Grand Challenges initiatives providing useful tools for Hoosier communities
Sep 21, 2018
Environmental Resilience Institute Toolkit available
In 2016, the U.S. Environmental Protection Agency launched the Climate Change Adaptation Resource Center, an interactive resource to help local governments effectively deliver services to their communities as the climate changes.
In 2018, the Environmental Resilience Institute, funded by the Prepared for Environmental Change Grand Challenge, modified the tool to address Midwest and Indiana issues specifically. Called the Environmental Resilience Institute Toolkit – or ERIT – the online resource center is available to decision-makers in municipalities, cities and counties. It delivers preparedness strategies, tools, trainings, funding opportunities, scientific information and case studies illustrating how other communities have successfully adapted to climate change risks – all intended to help communities prepare for environmental change. The online tool is unique among resource aggregation sites because it focuses on the Midwest and on small- and mid-sized towns.
In September, IU launched this tool at the Earth Charter Indiana Climate Leadership Summit in Indianapolis, an annual statewide conference specially designed for mayors, city leaders and community partners to discuss how to prepare for the changing climate. It was attended by the EPA’s Joel Scheraga, senior advisor for climate adaptation. Scheraga developed the EPA tool on which the Environmental Resilience Institute Toolkit is based.
Naloxone giveaway planned
Amid the epidemic of opioid drug abuse, another drug can save lives: naloxone. As the National Institutes of Health’s National Drug Institute on Drug Abuse puts it, “Naloxone can quickly restore normal breathing and save the life of a person who is overdosing on opioids. … Friends, family and other bystanders can save lives.”
In April, U.S. Surgeon General Jerome Adams issued a call for more people to be ready to administer naloxone. In his advisory, Adams wrote that he is “emphasizing the importance of the overdose-reversing drug naloxone.”

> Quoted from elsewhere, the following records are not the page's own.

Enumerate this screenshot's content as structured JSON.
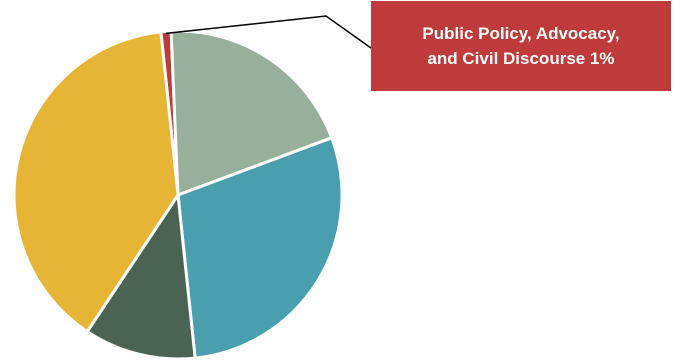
{
  "chart_data": {
    "type": "pie",
    "title": "",
    "slices": [
      {
        "value": 1,
        "color": "#BF3A3A"
      },
      {
        "value": 20,
        "color": "#97AF9B"
      },
      {
        "value": 29,
        "color": "#4A9FAF"
      },
      {
        "value": 11,
        "color": "#4A6352"
      },
      {
        "value": 39,
        "color": "#E6B536"
      }
    ],
    "annotations": [
      {
        "slice_index": 0,
        "text": "Public Policy, Advocacy,\nand Civil Discourse 1%"
      }
    ]
  }
}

“For patients currently taking high doses of opioids as prescribed for pain, individuals misusing prescription opioids, individuals using illicit opioids such as heroin or fentanyl, health care practitioners, family and friends of people who have an opioid use disorder, and community members who come into contact with people at risk for opioid overdose, knowing how to use naloxone and keeping it within reach can save a life,” he said.
Overdose Lifeline – a statewide nonprofit addressing the opioid public health crisis – IU Health and IU’s Responding to the Addictions Crisis Grand Challenge team are answering the surgeon general’s call with a public event to distribute up to 1,000 naloxone kits and provide training to those who receive them. This distribution and training are especially urgent in Indiana, which the Centers for Disease Control and Prevention lists among states with the highest increase in opioid deaths – a 28 percent increase from 2016 to 2017.
The event will be hosted on the IUPUI campus on Sept. 28. IU Health pharmacy staff will distribute the kits, and IU Health and Overdose Lifeline volunteers will offer training. Additional partners include the Indiana Family and Social Services Administration and the Indianapolis Public Library. The event will also include a public forum for students and residents to learn more about the opioid crisis, with the goal of reducing stigmas associated with addiction.
Precision Health Initiative needs you
Health research studies and clinical trials rely on volunteers, because medicine can’t advance without testing and evaluating new treatments to see if they are both safe and effective. Only about 30 percent of Hoosiers report involvement in a research study or knowing someone who has participated in a research study.
IU’s Precision Health Initiative Grand Challenge is working closely with All IN for Health, a program dedicated to improving the health of Indiana by connecting Hoosiers to health resources and to opportunities to participate in health research and clinical trials. Having data about the health of Hoosiers will help guide efforts by researchers and practitioners to understand and deliver treatments that meet the specific needs of Indiana residents.
Anyone interested in getting involved is encouraged to visit the All IN for Health website. Visitors can participate in surveys and sign up to volunteer for research studies, such as participating in a clinical trial. The site also connects visitors with health resources available in Indiana and around the United States and offers health information through its blog.
The program is made possible by the Indiana Clinical and Translational Sciences Institute, which combines the expertise of Indiana University, Purdue University and the University of Notre Dame.